Discussion on Answer
It should say 157. In the plain sense of the Rema there, it is speaking even about a married woman. True, the medieval authorities (Rishonim) and the commentators there wrote that perhaps it follows the view that she was unmarried. But that is not the plain sense of the Talmudic text or of the Rema. And according to the views that she was unmarried, perhaps indeed the words of the Noda B'Yehuda do not fit. One should also discuss whether the case of the Noda B'Yehuda would be considered public.
In the past I dealt with a question involving a Jewish intelligence agent engaged in saving the State and Jews from various dangers,
and at one point they ran into a moral question.
It concerned a precious Jewish woman who could have brought information worth gold for saving many Jews by linking up with one of the heads of the terrorists who was traveling abroad.
They debated whether to order her to offer herself for that purpose,
since only that way, apparently, could she gain trust and get her hands on the information.
The dilemma was ethical and moral, and also whether it was lawful to give such an order for so lofty a goal.
Meanwhile, she acted on her own and spared the commanders the question, and thank God the information came through and many were saved.
There she was single and it was done privately.
Is it reasonable that if Jewish law permits such a thing in that situation, that is also a moral-ethical and legal-command answer? Or not?
There is also room for doubt regarding the definition of passive ground:
1.
Does it mean that indeed she should not act at all, not even while he has not yet begun the act itself but is still hesitating,
rather she should leave him be, and if he advances to the act, let him advance — but she is forbidden to act by enticing, touching, speaking, and the like?
2.
Or is she permitted to increase words and surrounding actions to encourage him toward the act, just not the actual act of penetration?
3.
Or is even penetration permitted for her, since in principle this is a kind of act where what is required is only his act, and in this category of transgression, in principle and in practice, her act is not “required”?
Sorry for the length,
but these are important questions.
I didn’t understand how this differs from what I wrote.
The definition of passive ground applies only to what happens at the time of the act itself, not to the preliminaries. The preliminaries are, at most, a matter of “do not place a stumbling block.”
Much appreciated.
If Jewish law permits, and perhaps even recommends, the above in such a case,
is it reasonable that this is also the ethical-moral and legal-command standard, absent an explicit contrary instruction?
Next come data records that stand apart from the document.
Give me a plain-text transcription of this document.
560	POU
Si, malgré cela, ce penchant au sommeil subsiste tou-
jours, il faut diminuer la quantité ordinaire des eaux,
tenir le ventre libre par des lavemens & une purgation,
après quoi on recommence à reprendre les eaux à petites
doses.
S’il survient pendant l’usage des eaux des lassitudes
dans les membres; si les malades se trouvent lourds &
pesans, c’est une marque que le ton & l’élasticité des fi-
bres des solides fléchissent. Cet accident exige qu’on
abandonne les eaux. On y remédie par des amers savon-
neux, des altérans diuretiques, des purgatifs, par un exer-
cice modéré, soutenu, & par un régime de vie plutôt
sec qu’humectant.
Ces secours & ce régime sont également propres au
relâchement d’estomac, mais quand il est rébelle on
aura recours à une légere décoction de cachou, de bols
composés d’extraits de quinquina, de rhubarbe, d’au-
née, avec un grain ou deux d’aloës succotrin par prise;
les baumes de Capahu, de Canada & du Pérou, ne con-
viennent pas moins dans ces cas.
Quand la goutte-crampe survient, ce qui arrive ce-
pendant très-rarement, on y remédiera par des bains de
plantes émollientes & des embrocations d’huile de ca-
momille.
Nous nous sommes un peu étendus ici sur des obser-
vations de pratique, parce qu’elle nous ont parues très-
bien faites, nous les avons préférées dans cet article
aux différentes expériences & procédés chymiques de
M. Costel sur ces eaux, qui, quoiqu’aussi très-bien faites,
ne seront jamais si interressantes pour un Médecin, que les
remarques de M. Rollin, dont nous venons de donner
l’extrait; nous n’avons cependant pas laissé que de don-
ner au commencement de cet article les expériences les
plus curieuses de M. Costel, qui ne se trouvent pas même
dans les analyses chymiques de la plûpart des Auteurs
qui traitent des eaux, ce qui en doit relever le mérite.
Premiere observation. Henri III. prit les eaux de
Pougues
The moral question depends on assumptions. There is a halakhic assumption that such an act is very severe. Morality does not deal with the severity of the transgression, but with the price the woman pays (psychologically). So the two are not really comparable.
Esther also was not married according to the understanding of the medieval authorities (Rishonim) — they do not accept the exposition in tractate Megillah that she was married — so there was no forbidden sexual relation. The whole difficulty in tractate Sanhedrin regarding Esther’s act stems from the fact that it was done in public, and the answer is that it was for their own pleasure. That answer does not work for the three cardinal sins (Shulchan Arukh, Yoreh De'ah 156).